Julian Ursyn Niemcewicz, a visiting Polish Nobleman who stayed at the plantation for two weeks, noted that the enslaved workers “took care of me, of my linen, of my clothes,” treating him “not as a stranger but as a member of the family.”3 ...



Barn and Riding Chair

Riding Chair


As a young man, George Washington acquired a riding chair similar to the 18th century example you see here (alongside a modern reproduction). Popular in America and England, riding chairs could travel country lanes and back roads more easily than bulkier four-wheeled chariots and coaches. Riding chairs were relatively inexpensive in comparison with other wheeled vehicles, and the form was used by members of all social classes as an easy way to travel the rough Virginia terrain.



Stove Room

Stove Room


The stove room provided heat that palms, orange trees, lemon trees, and other tropical plants in George Washington's greenhouse needed to survive Virginia winters.
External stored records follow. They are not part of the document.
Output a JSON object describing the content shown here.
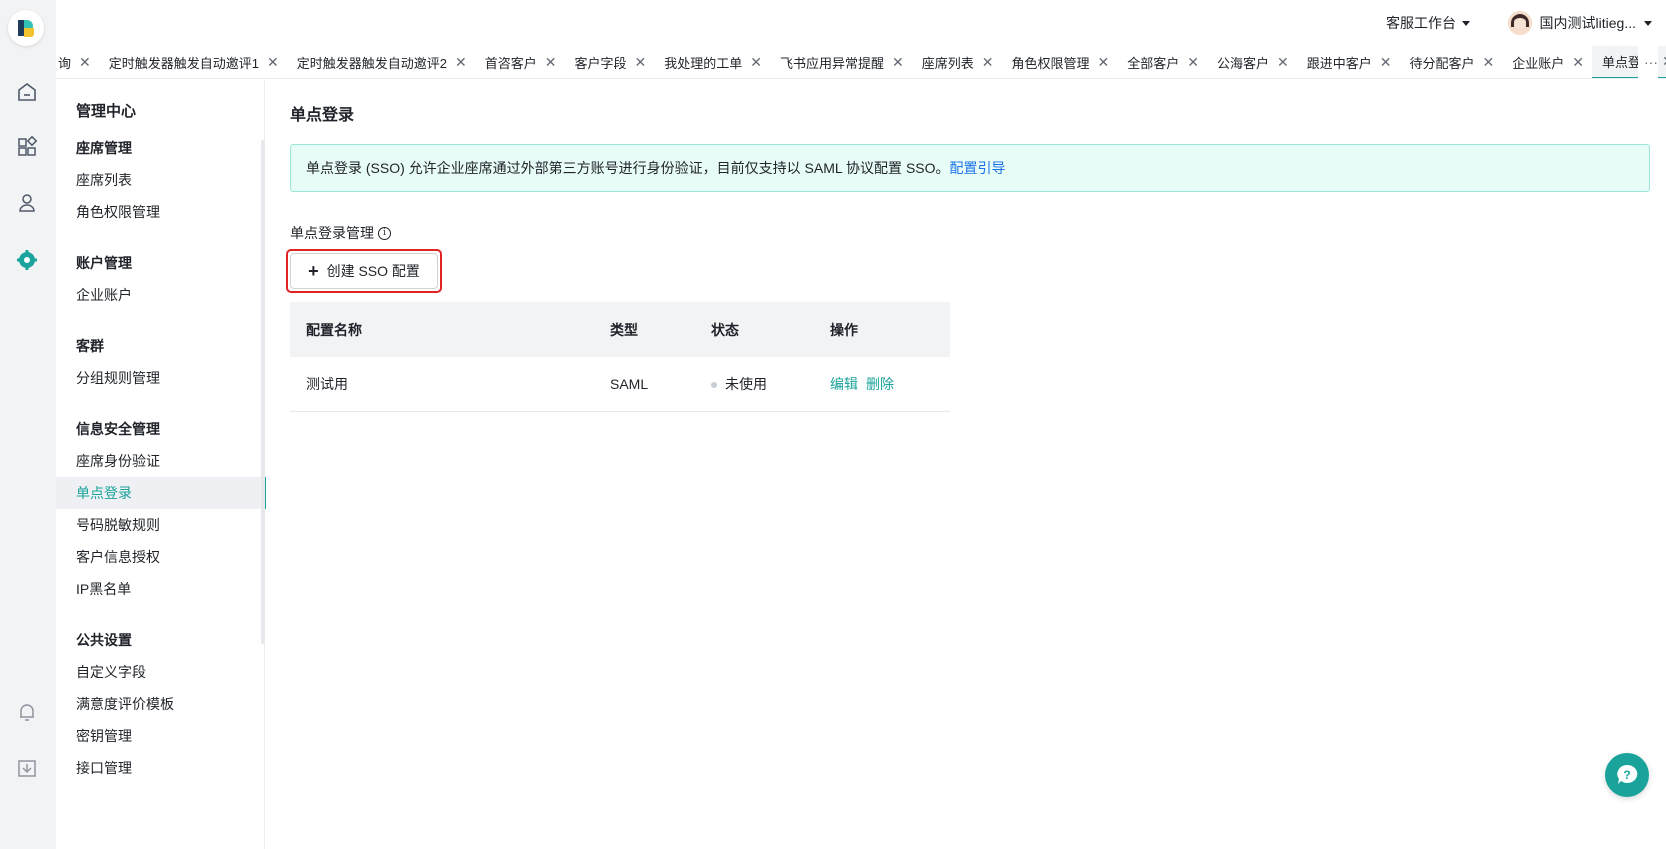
{
  "topbar": {
    "workspace": "客服工作台",
    "user_name": "国内测试litieg..."
  },
  "tabs": [
    {
      "label": "询",
      "active": false
    },
    {
      "label": "定时触发器触发自动邀评1",
      "active": false
    },
    {
      "label": "定时触发器触发自动邀评2",
      "active": false
    },
    {
      "label": "首咨客户",
      "active": false
    },
    {
      "label": "客户字段",
      "active": false
    },
    {
      "label": "我处理的工单",
      "active": false
    },
    {
      "label": "飞书应用异常提醒",
      "active": false
    },
    {
      "label": "座席列表",
      "active": false
    },
    {
      "label": "角色权限管理",
      "active": false
    },
    {
      "label": "全部客户",
      "active": false
    },
    {
      "label": "公海客户",
      "active": false
    },
    {
      "label": "跟进中客户",
      "active": false
    },
    {
      "label": "待分配客户",
      "active": false
    },
    {
      "label": "企业账户",
      "active": false
    },
    {
      "label": "单点登录",
      "active": true
    }
  ],
  "tabs_more": "···",
  "sidemenu": {
    "title": "管理中心",
    "sections": [
      {
        "title": "座席管理",
        "items": [
          "座席列表",
          "角色权限管理"
        ]
      },
      {
        "title": "账户管理",
        "items": [
          "企业账户"
        ]
      },
      {
        "title": "客群",
        "items": [
          "分组规则管理"
        ]
      },
      {
        "title": "信息安全管理",
        "items": [
          "座席身份验证",
          "单点登录",
          "号码脱敏规则",
          "客户信息授权",
          "IP黑名单"
        ]
      },
      {
        "title": "公共设置",
        "items": [
          "自定义字段",
          "满意度评价模板",
          "密钥管理",
          "接口管理"
        ]
      }
    ],
    "active_item": "单点登录"
  },
  "main": {
    "title": "单点登录",
    "alert_text": "单点登录 (SSO) 允许企业座席通过外部第三方账号进行身份验证，目前仅支持以 SAML 协议配置 SSO。",
    "alert_link": "配置引导",
    "section_label": "单点登录管理",
    "create_button": "创建 SSO 配置",
    "table": {
      "headers": [
        "配置名称",
        "类型",
        "状态",
        "操作"
      ],
      "rows": [
        {
          "name": "测试用",
          "type": "SAML",
          "status": "未使用",
          "actions": [
            "编辑",
            "删除"
          ]
        }
      ]
    }
  },
  "colors": {
    "accent": "#1aa39a",
    "highlight_border": "#e02424",
    "alert_bg": "#e7fbf7",
    "link_blue": "#1a73e8"
  }
}
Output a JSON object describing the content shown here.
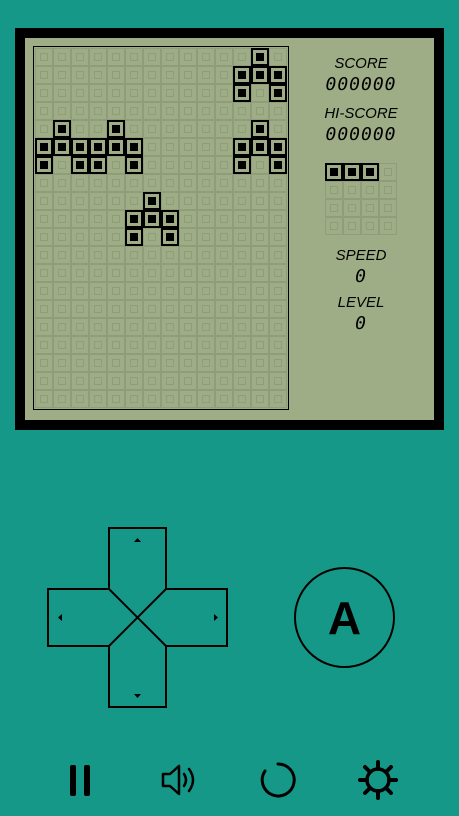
{
  "labels": {
    "score": "SCORE",
    "score_value": "000000",
    "hiscore": "HI-SCORE",
    "hiscore_value": "000000",
    "speed": "SPEED",
    "speed_value": "0",
    "level": "LEVEL",
    "level_value": "0"
  },
  "buttons": {
    "a_label": "A"
  },
  "field": {
    "cols": 14,
    "rows": 20,
    "lit_cells": [
      [
        12,
        0
      ],
      [
        11,
        1
      ],
      [
        12,
        1
      ],
      [
        13,
        1
      ],
      [
        11,
        2
      ],
      [
        13,
        2
      ],
      [
        1,
        4
      ],
      [
        4,
        4
      ],
      [
        12,
        4
      ],
      [
        0,
        5
      ],
      [
        1,
        5
      ],
      [
        2,
        5
      ],
      [
        3,
        5
      ],
      [
        4,
        5
      ],
      [
        5,
        5
      ],
      [
        11,
        5
      ],
      [
        12,
        5
      ],
      [
        13,
        5
      ],
      [
        0,
        6
      ],
      [
        2,
        6
      ],
      [
        3,
        6
      ],
      [
        5,
        6
      ],
      [
        11,
        6
      ],
      [
        13,
        6
      ],
      [
        6,
        8
      ],
      [
        5,
        9
      ],
      [
        6,
        9
      ],
      [
        7,
        9
      ],
      [
        5,
        10
      ],
      [
        7,
        10
      ]
    ]
  },
  "next_piece": {
    "cols": 4,
    "rows": 4,
    "lit_cells": [
      [
        0,
        0
      ],
      [
        1,
        0
      ],
      [
        2,
        0
      ]
    ]
  },
  "toolbar": {
    "items": [
      "pause-icon",
      "sound-icon",
      "restart-icon",
      "settings-icon"
    ]
  },
  "colors": {
    "background": "#169889",
    "lcd": "#9ead86",
    "pixel_off": "#8f9d78",
    "pixel_on": "#000000"
  }
}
Hot air from the stove flowed through a series of flues into the greenhouse floor next door. Fueling this fire consumed extensive quantities of wood, cut and split by Mount Vernon slaves. Keeping the fire going day and night required an enslaved man or boy to sleep in this room from late fall to early spring. The stove room and sleeping quarters on either side also helped to insulate the greenhouse from cold outside air.



Shoemakers Shop

The Shoemaker's Shop


Mount Vernon's shoemakers were kept busy making and repairing shoes for the nearly 100 adult slaves who labored on George Washington's farms. Every field hand received one pair of shoes each fall. In 1799, the enslaved shoemaker was William "Billy" Lee, the personal attendant who accompanied Washington during the Revolutionary War. Lee learned the trade of shoemaking after seriously injuring both knees.

He and several assistants also fixed saddles and the Washington family's shoes. They did not make shoes for the Washingtons, who ordered finer footwear from local merchants or London manufacturers.